A couple of weeks ago I joined Friends of Archaeology once again for a trip to Otowi in Pueblo Canyon.
Our trip was led by Office of Archaeological Studies (OAS) archaeologist Steve Lakatos, accompanied by OAS archaeologist Chuck Hannaford, ceramicist Dean Wilson, archaeobotanist Pam McBride, and San Ildefonso Pueblo representatives Bryan and Clarice Montoya.
Otowi or Potsuwi'i (gap where the water sinks) is an ancestral Tewa village, located along the north side of Pueblo Canyon. While many folks pass by this area on the way to Los Alamos, it has not been easy to visit. It was previously part of the lands appropriated by the Federal government for the Los Alamos National Laboratories, and then it was transferred to Los Alamos County. San Ildefonso expects the area to be restored to tribal governance later this year, and then it will most likely be closed to the public.
So it was very exciting to have this chance to tour the site! It was, however, a very hot day, and we probably walked at least four miles. FOA is very good about making sure everyone carried enough water--2.5 litres (which is heavy!) Our lunches were made (including fresh-baked sandwich bread) by the Totavi Café and were excellent. (At least we didn't have to carry those!)
For a general history of the area, check out my recent Tsankawi post. (Otowi is only about two miles away from Tsankawi.)
The various ancestral sites within the canyon now consist primarily of semi-cleared areas, mounded dirt areas, and rocks that were used in construction. When these residences were built (some as early as the 13th century) they were likely not intended for permanent use, and once they were no longer lived in, they "melted" back into the ground pretty quickly. The Pajarito Plateau was abandoned by the Tewa as a residential area by 1550; most went to settle along the Rio Grande where they still live today. However, the area still continued to be used for hunting and worship.
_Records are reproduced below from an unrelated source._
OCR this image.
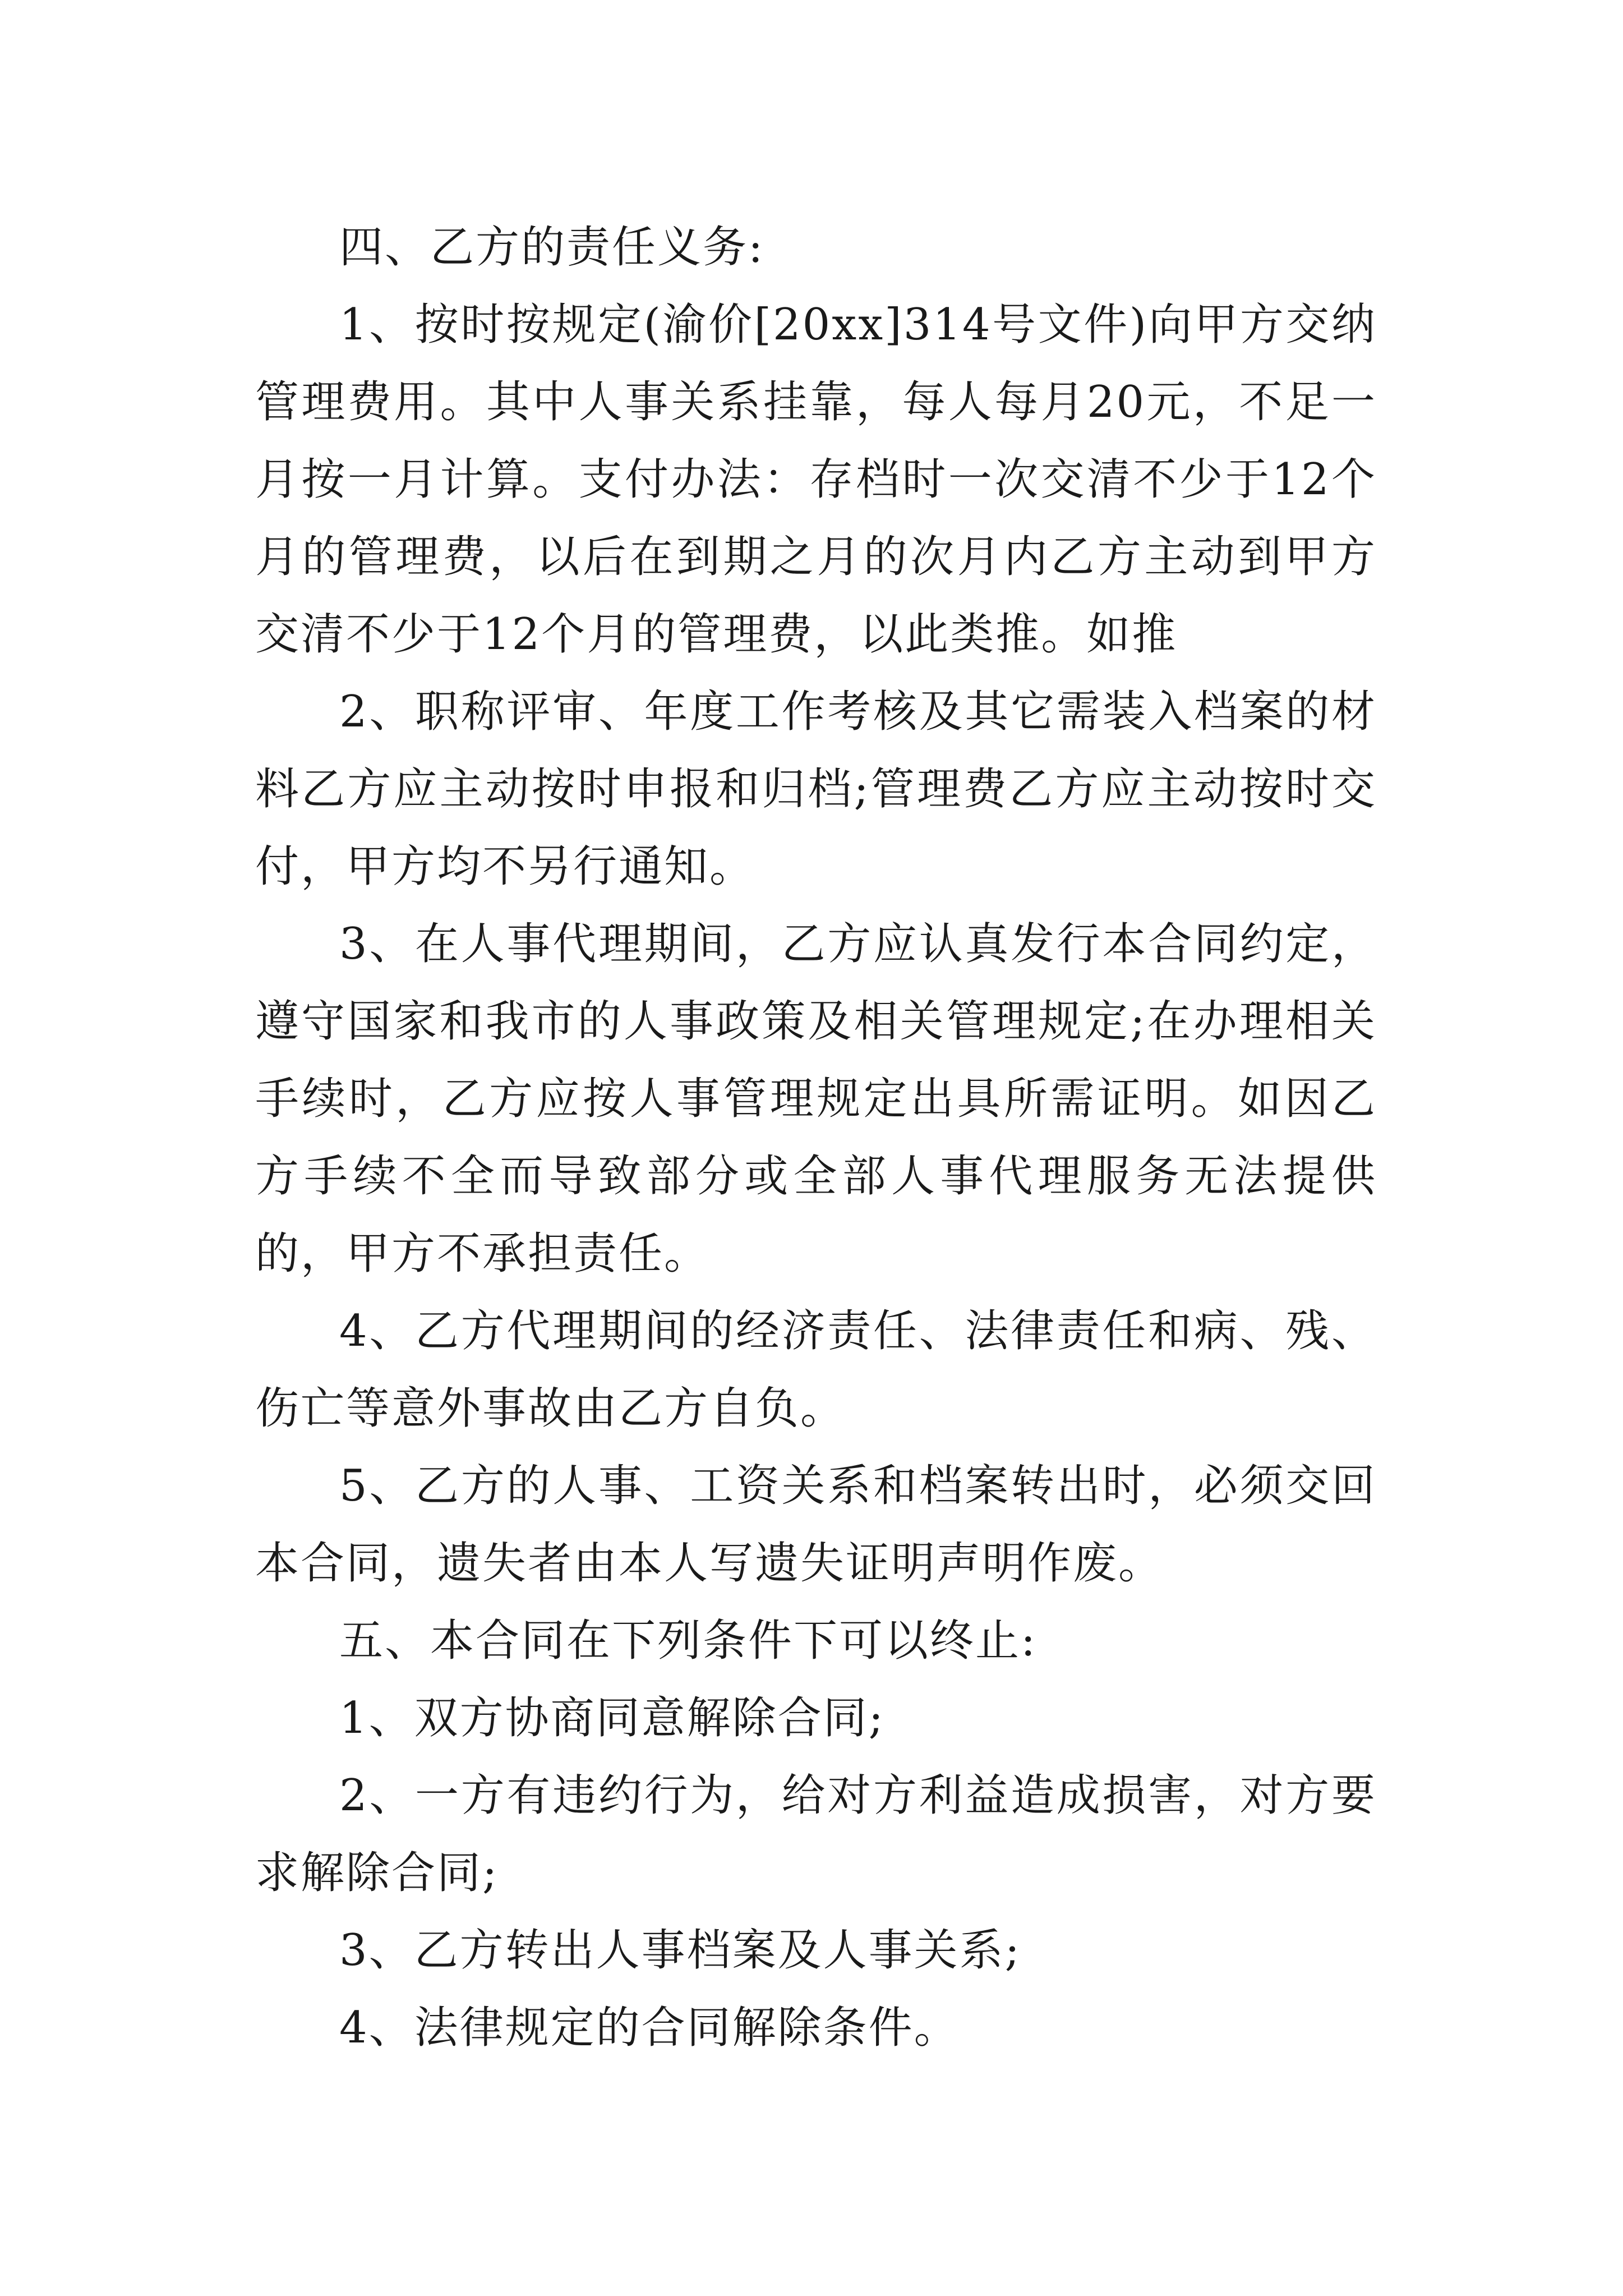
四、乙方的责任义务:

1、按时按规定(渝价[20xx]314号文件)向甲方交纳管理费用。其中人事关系挂靠，每人每月20元，不足一月按一月计算。支付办法：存档时一次交清不少于12个月的管理费，以后在到期之月的次月内乙方主动到甲方交清不少于12个月的管理费，以此类推。如推

2、职称评审、年度工作考核及其它需装入档案的材料乙方应主动按时申报和归档;管理费乙方应主动按时交付，甲方均不另行通知。

3、在人事代理期间，乙方应认真发行本合同约定，遵守国家和我市的人事政策及相关管理规定;在办理相关手续时，乙方应按人事管理规定出具所需证明。如因乙方手续不全而导致部分或全部人事代理服务无法提供的，甲方不承担责任。

4、乙方代理期间的经济责任、法律责任和病、残、伤亡等意外事故由乙方自负。

5、乙方的人事、工资关系和档案转出时，必须交回本合同，遗失者由本人写遗失证明声明作废。

五、本合同在下列条件下可以终止:

1、双方协商同意解除合同;

2、一方有违约行为，给对方利益造成损害，对方要求解除合同;

3、乙方转出人事档案及人事关系;

4、法律规定的合同解除条件。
The first photo above shows a pile of volcanic rock that was used in construction; the second shows the rocks that were positioned for the corner of a dwelling--still in place. There is evidence on the site of hundreds of rooms, and 10 circular kivas.
Although we did not explore the "cavates" at Otowi (as we did at Tsankawi), we got a good view of them from the canyon (see the photo above). And we saw the place where the water sinks--a running stream disappears underground (on the way to lunch, and too hot and tired to backtrack for a photo!).
2 comments:
Have you read the two books about Otowi crossing: "The Woman at Otowi Crossing" by Frank Waters and "The House at Otowi Bridge" by Peggy Pond Church? I've read both many, many years ago and enjoyed both.
Kate--I've read "The House at Otowi Bridge" which I enjoyed. You can see the remnants of the house right off the highway on the way up the canyon. It was so isolated in the book--now you could throw a stone at it from the highway.